Note 1: Lattice points on the boundary of an ellipse discusses a related question.
Additional Question (added after Prof. Elkies's affirmative answer to questions 1 to 3): What happens in 3D and higher dimensions?
One more thought (added on 11th July, 2022): In the above questions, one can replace ellipse/circle with "multifocal ellipses (n-ellipses) for any n" or closed curves of constant width.

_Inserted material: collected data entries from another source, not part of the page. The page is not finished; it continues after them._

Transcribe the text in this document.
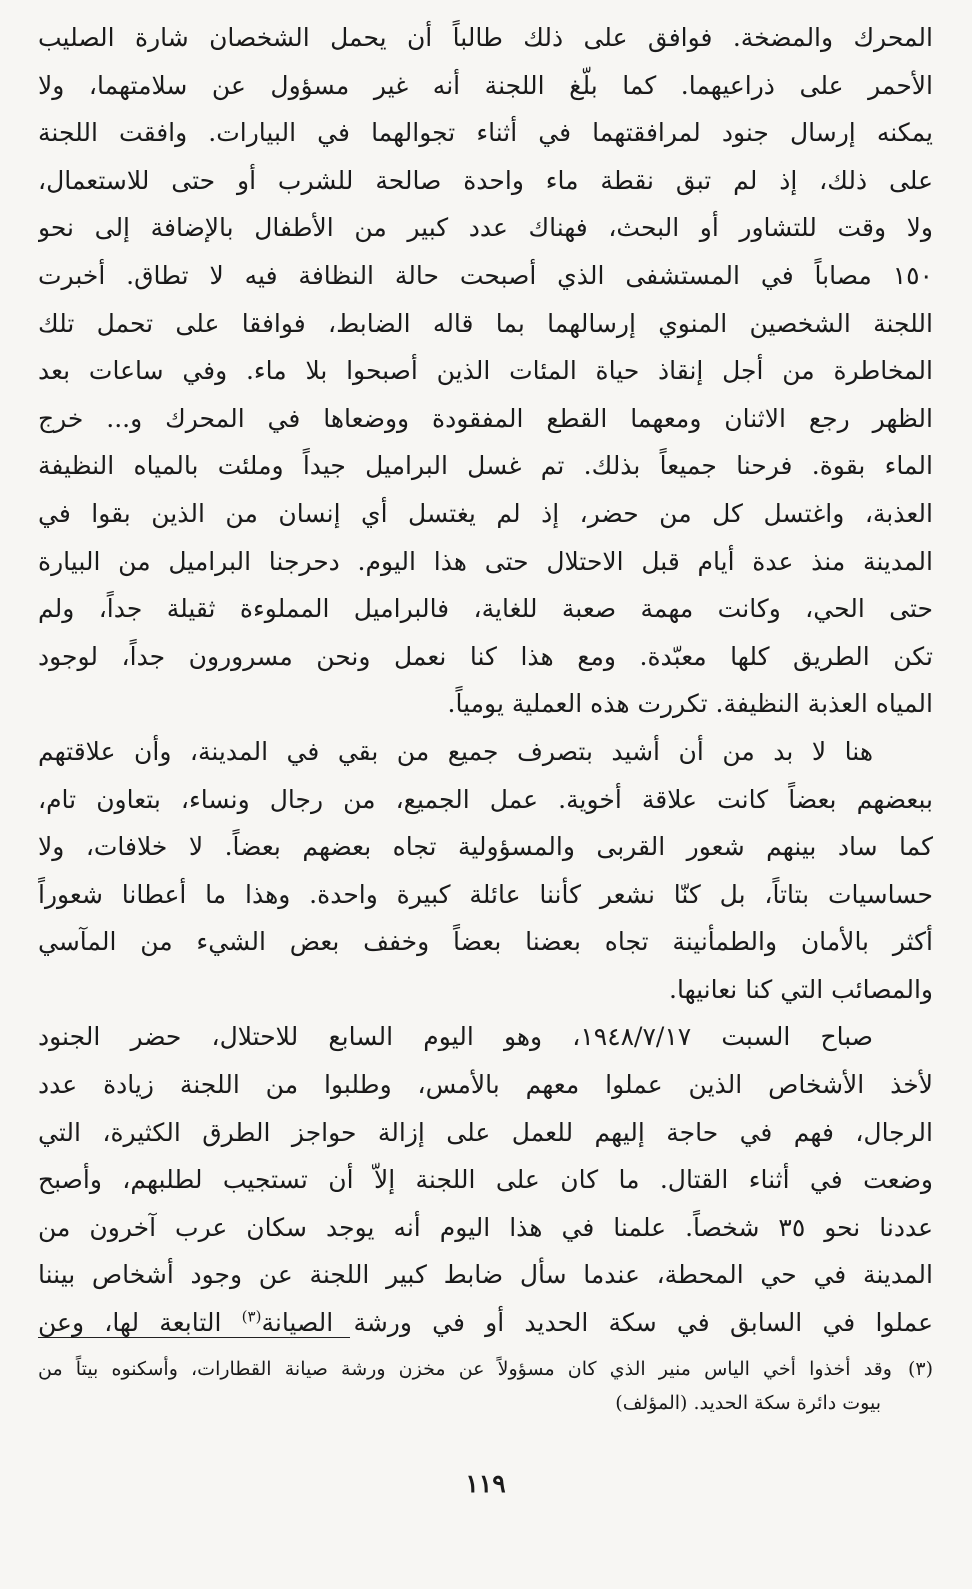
المحرك والمضخة. فوافق على ذلك طالباً أن يحمل الشخصان شارة الصليب
الأحمر على ذراعيهما. كما بلّغ اللجنة أنه غير مسؤول عن سلامتهما، ولا
يمكنه إرسال جنود لمرافقتهما في أثناء تجوالهما في البيارات. وافقت اللجنة
على ذلك، إذ لم تبق نقطة ماء واحدة صالحة للشرب أو حتى للاستعمال،
ولا وقت للتشاور أو البحث، فهناك عدد كبير من الأطفال بالإضافة إلى نحو
١٥٠ مصاباً في المستشفى الذي أصبحت حالة النظافة فيه لا تطاق. أخبرت
اللجنة الشخصين المنوي إرسالهما بما قاله الضابط، فوافقا على تحمل تلك
المخاطرة من أجل إنقاذ حياة المئات الذين أصبحوا بلا ماء. وفي ساعات بعد
الظهر رجع الاثنان ومعهما القطع المفقودة ووضعاها في المحرك و... خرج
الماء بقوة. فرحنا جميعاً بذلك. تم غسل البراميل جيداً وملئت بالمياه النظيفة
العذبة، واغتسل كل من حضر، إذ لم يغتسل أي إنسان من الذين بقوا في
المدينة منذ عدة أيام قبل الاحتلال حتى هذا اليوم. دحرجنا البراميل من البيارة
حتى الحي، وكانت مهمة صعبة للغاية، فالبراميل المملوءة ثقيلة جداً، ولم
تكن الطريق كلها معبّدة. ومع هذا كنا نعمل ونحن مسرورون جداً، لوجود
المياه العذبة النظيفة. تكررت هذه العملية يومياً.
هنا لا بد من أن أشيد بتصرف جميع من بقي في المدينة، وأن علاقتهم
ببعضهم بعضاً كانت علاقة أخوية. عمل الجميع، من رجال ونساء، بتعاون تام،
كما ساد بينهم شعور القربى والمسؤولية تجاه بعضهم بعضاً. لا خلافات، ولا
حساسيات بتاتاً، بل كنّا نشعر كأننا عائلة كبيرة واحدة. وهذا ما أعطانا شعوراً
أكثر بالأمان والطمأنينة تجاه بعضنا بعضاً وخفف بعض الشيء من المآسي
والمصائب التي كنا نعانيها.
صباح السبت ١٩٤٨/٧/١٧، وهو اليوم السابع للاحتلال، حضر الجنود
لأخذ الأشخاص الذين عملوا معهم بالأمس، وطلبوا من اللجنة زيادة عدد
الرجال، فهم في حاجة إليهم للعمل على إزالة حواجز الطرق الكثيرة، التي
وضعت في أثناء القتال. ما كان على اللجنة إلاّ أن تستجيب لطلبهم، وأصبح
عددنا نحو ٣٥ شخصاً. علمنا في هذا اليوم أنه يوجد سكان عرب آخرون من
المدينة في حي المحطة، عندما سأل ضابط كبير اللجنة عن وجود أشخاص بيننا
عملوا في السابق في سكة الحديد أو في ورشة الصيانة$^{(٣)}$ التابعة لها، وعن
(٣)وقد أخذوا أخي الياس منير الذي كان مسؤولاً عن مخزن ورشة صيانة القطارات، وأسكنوه بيتاً من
بيوت دائرة سكة الحديد. (المؤلف)
١١٩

 A: Such circles are known as Schinzel Circles. See also Kulikowski's Theorem for the sphere. According to zbmath Kulikowski proved his theorem in arbitrary dimension.
A: (1-2) Yes.
For each integer $n > 0$ the circle $x^2 + y^2 = 13^{n-1}$ passes through
exactly $4n$ lattice points, namely those with
$$
z := x+iy = \zeta (3+2i)^a (3-2i)^b
$$
with $a,b$ nonnegative integers such that $a+b=n-1$, and
$\zeta \in \{1, i, -1, -i\}$.
Given $(a,b)$, exactly one of the four choices of $\zeta$ makes
$x \equiv 2y+1 \bmod 5$ (because $\{1, i, -1, -i\}$ is a complete set of
nonzero residues modulo $2+i$, and $z \notin (2+i){\bf Z}[i]$).  So the circle
$(2x-y+1)^2 + (x+2y)^2 = 13^{n-1}$ passes through exactly $n$ lattice points.
The left-hand side $(2x-y+1)^2 + (x+2y)^2$ is also
$$
5(x^2+y^2) + 4x - 2y + 1 = 5 \left[ 
 \Bigl(x + \frac25\Bigr)^{\!2} + \Bigl(y - \frac15\Bigr)^{\!2}
 \right],
$$
so we have a circle centered at $(x,y) = (-2/5, 1/5)$.
(3) Yes. Use the construction of (2), and (if you don't accept a circle as
a special case of an ellipse) apply a linear change of variable such as
replacing $y$ by $x+y$.